Trump reconnaît Jérusalem capitale d’Israël. Il autorise la livraison d’armes létales en Ukraine. Il est le Président d’un pays qui déploie des dizaines de milliers de soldats à travers le monde.

Où est l’isolationnisme prôné par Trump pendant sa campagne? ne s’agit-il pas plutôt d’une stratégie de la tension à l’échelle mondiale? Analyse.

Ce 21 décembre, l’Assemblée générale de l’ONU s’apprête à voter une nouvelle résolution — deux jours après la première — qui condamnerait la reconnaissance de Jérusalem par Donald Trump comme capitale de l’État d’Israël. Si la décision du Président des États-Unis est avant tout motivée par des raisons de politique intérieure, sur le plan international, elle fait largement écho au slogan «America First». Cette expression marketing replace sur le devant de la scène la doctrine isolationniste traditionnelle prônée pendant la campagne présidentielle.

Quel que soit le consensus de la communauté internationale dans le conflit israélo-palestinien, Donald Trump décide unilatéralement, en tant que Président de son pays, quelle politique les États-Unis souhaitent mettre en place. Et si Nikki Haley, ambassadrice américaine à l’ONU, menace les pays qui vont voter cette résolution — «les États-Unis noteront les noms» —, un isolement de la communauté internationale n’est pas en contradiction de la politique extérieure de Donald Trump.
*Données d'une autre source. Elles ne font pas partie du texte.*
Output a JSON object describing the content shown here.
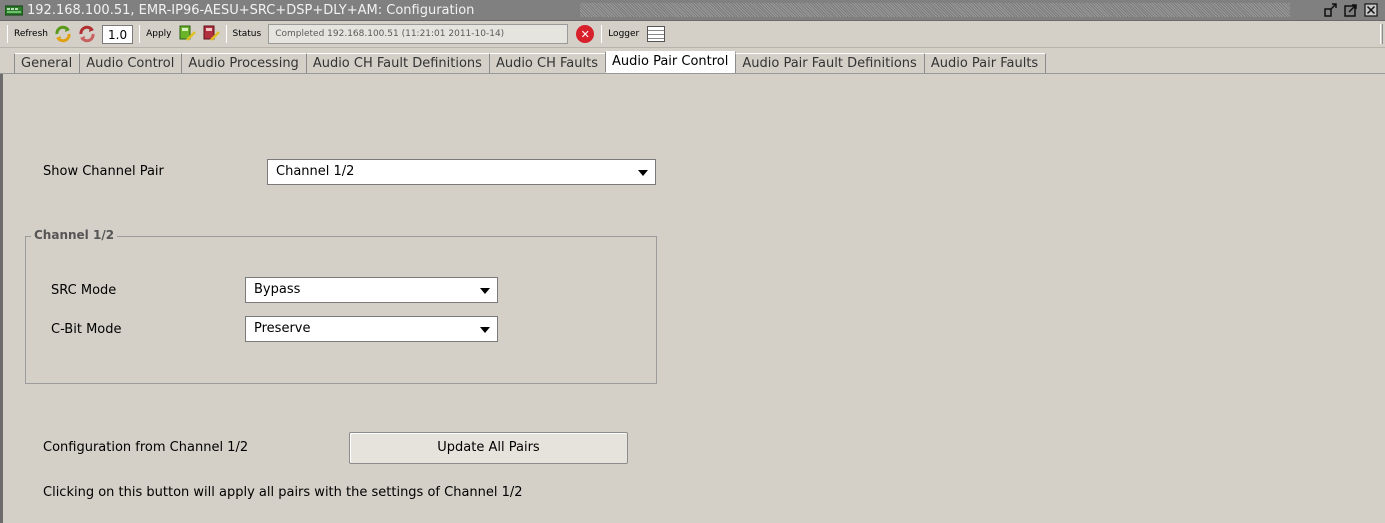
{
  "window": {
    "title": "192.168.100.51, EMR-IP96-AESU+SRC+DSP+DLY+AM: Configuration"
  },
  "toolbar": {
    "refresh_label": "Refresh",
    "version": "1.0",
    "apply_label": "Apply",
    "status_label": "Status",
    "status_text": "Completed 192.168.100.51 (11:21:01  2011-10-14)",
    "logger_label": "Logger"
  },
  "tabs": [
    {
      "label": "General"
    },
    {
      "label": "Audio Control"
    },
    {
      "label": "Audio Processing"
    },
    {
      "label": "Audio CH Fault Definitions"
    },
    {
      "label": "Audio CH Faults"
    },
    {
      "label": "Audio Pair Control",
      "active": true
    },
    {
      "label": "Audio Pair Fault Definitions"
    },
    {
      "label": "Audio Pair Faults"
    }
  ],
  "main": {
    "show_channel_pair_label": "Show Channel Pair",
    "show_channel_pair_value": "Channel 1/2",
    "group_title": "Channel 1/2",
    "src_mode_label": "SRC Mode",
    "src_mode_value": "Bypass",
    "cbit_mode_label": "C-Bit Mode",
    "cbit_mode_value": "Preserve",
    "config_from_label": "Configuration from  Channel 1/2",
    "update_button": "Update All Pairs",
    "info_text": "Clicking on this button will apply all pairs with the settings of  Channel 1/2"
  },
  "colors": {
    "title_bg": "#808080",
    "panel_bg": "#d4d0c8",
    "error_red": "#d8202a"
  }
}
En effet, les postulats principaux de cette stratégie, érigée en doctrine par le président Monroe et renouvelée au XXe siècle, sont la souveraineté et la liberté totales des États-Unis. Elle s’oppose donc à tout pouvoir supérieur d’une organisation internationale, en l’espèce l’ONU.

Si Donald Trump a souvent dénoncé les interventions militaires américaines comme celle de 2003 en Irak, on apprenait ces dernières semaines que des milliers de soldats américains étaient présents au Moyen et Proche-Orient et même en Afrique.

En Syrie, par exemple, le major général James Jarrard, commandant des forces spéciales américaines en Irak et en Syrie quadruplait le nombre officiel de soldats présents en Syrie, passant de 1.000 à 4.000. S’il s’est repris en annonçant qu’ils n’étaient finalement que 500, des analystes militaires l’avaient auparavant évalué à 2.000.

Au Niger, là encore, on découvrait, à la suite de la mort de quatre soldats des opérations spéciales en octobre, qu’il y aurait plus de 800 militaires américains dans ce pays d’Afrique de l’Ouest et officiellement 6.000 dans 53 pays du continent.

Si de nombreux autres soldats américains sont présents en Europe (Allemagne, Italie), en Asie (Japon, Philippines), etc., c’est sur les théâtres de guerre que cette présence interpelle. En effet, au Yémen, alors que la guerre sévit depuis 2014, que les morts se comptent en milliers et les déplacés en millions, le Département de la Défense américaine a reconnu de multiples opérations terrestres au Yémen et plus de 120 frappes aériennes! Si la lutte contre le terrorisme est la raison officielle de ces déploiements, l’alliance avec l’Arabie saoudite est aussi évidente. Et le but recherché est bien la lutte affichée contre l’ennemi hégémonique du Moyen-Orient, l’Iran.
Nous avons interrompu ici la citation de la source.